HERESY – “In ancient Greek, the verb ‘hairein,’ meaning ‘to take,’ gave rise to the adjective ‘hairetos’ ‘able to choose’ and the noun ‘hairesis’ ‘the act of choosing.’ In time the noun developed the extended senses of ‘a choice,’ ‘a course of action,’ ‘a school of thought,’ and ‘a philosophical or religious sect.’ Stoicism, for example, was a ‘hairesis.’

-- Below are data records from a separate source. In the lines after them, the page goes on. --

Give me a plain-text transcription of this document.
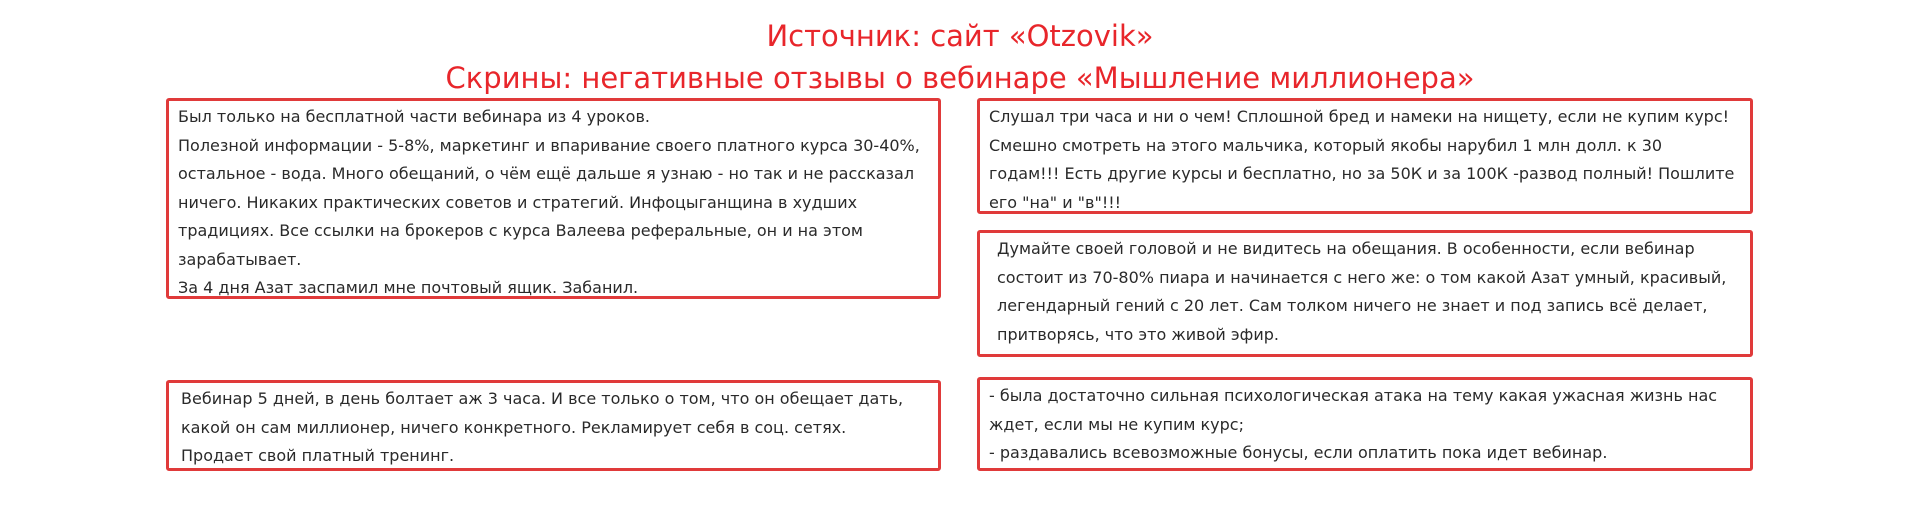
Источник: сайт «Otzovik»
Скрины: негативные отзывы о вебинаре «Мышление миллионера»

Был только на бесплатной части вебинара из 4 уроков.

Полезной информации - 5-8%, маркетинг и впаривание своего платного курса 30-40%,

остальное - вода. Много обещаний, о чём ещё дальше я узнаю - но так и не рассказал

ничего. Никаких практических советов и стратегий. Инфоцыганщина в худших

традициях. Все ссылки на брокеров с курса Валеева реферальные, он и на этом

зарабатывает.

За 4 дня Азат заспамил мне почтовый ящик. Забанил.

Слушал три часа и ни о чем! Сплошной бред и намеки на нищету, если не купим курс!

Смешно смотреть на этого мальчика, который якобы нарубил 1 млн долл. к 30

годам!!! Есть другие курсы и бесплатно, но за 50К и за 100К -развод полный! Пошлите

его "на" и "в"!!!

Думайте своей головой и не видитесь на обещания. В особенности, если вебинар

состоит из 70-80% пиара и начинается с него же: о том какой Азат умный, красивый,

легендарный гений с 20 лет. Сам толком ничего не знает и под запись всё делает,

притворясь, что это живой эфир.

Вебинар 5 дней, в день болтает аж 3 часа. И все только о том, что он обещает дать,

какой он сам миллионер, ничего конкретного. Рекламирует себя в соц. сетях.

Продает свой платный тренинг.

- была достаточно сильная психологическая атака на тему какая ужасная жизнь нас

ждет, если мы не купим курс;

- раздавались всевозможные бонусы, если оплатить пока идет вебинар.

So a heretic is someone who makes a choice, and heresy is a belief or action that is chosen. Originally the term was not pejorative though it did become that when wielded by a group that called themselves The Apostolic Church (community). Beginning around the start of the first century CE, the group, claiming to know the pure teaching of the twelve apostles of Jesus, began to use the term ‘hairesis’ for other beliefs about Jesus. The word ‘hairesis’ was appropriate because the Apostolic position was that their doctrines were the original Christian teachings and all who disagreed had chosen a contrary (and thus erroneous) doctrine. The Apostolic Church’s chief opponent was the Marcionite Church (after its founder Marcion) which taught that Jesus was sent by a different god than the god known as Yahweh and believed that they were the true followers of Jesus’s teachings. An intellectual battle between the Marcionite and Apostolic churches lasted for several centuries and the Apostolic Church prevailed. Since history is written by the winners, the Marcionites were declared “heretics” and condemned as not just people who chose a school of thought but people who choose an evil path.

The Apostolic Church was the forerunner of the Catholic Church, which claimed the Apostolic doctrinal authority. The latter inherited the habit of declaring doctrinal opponents “heretics” and the model of dealing with heretics. As the centuries past the methods of dealing with heretics evolved leading to official intolerance, excommunication, and the Inquisition.

It is important to realize that heresy begins with a choice – a choice to think for one’s self. And intellectual freedom is not often accepted by the powers that be – then and now.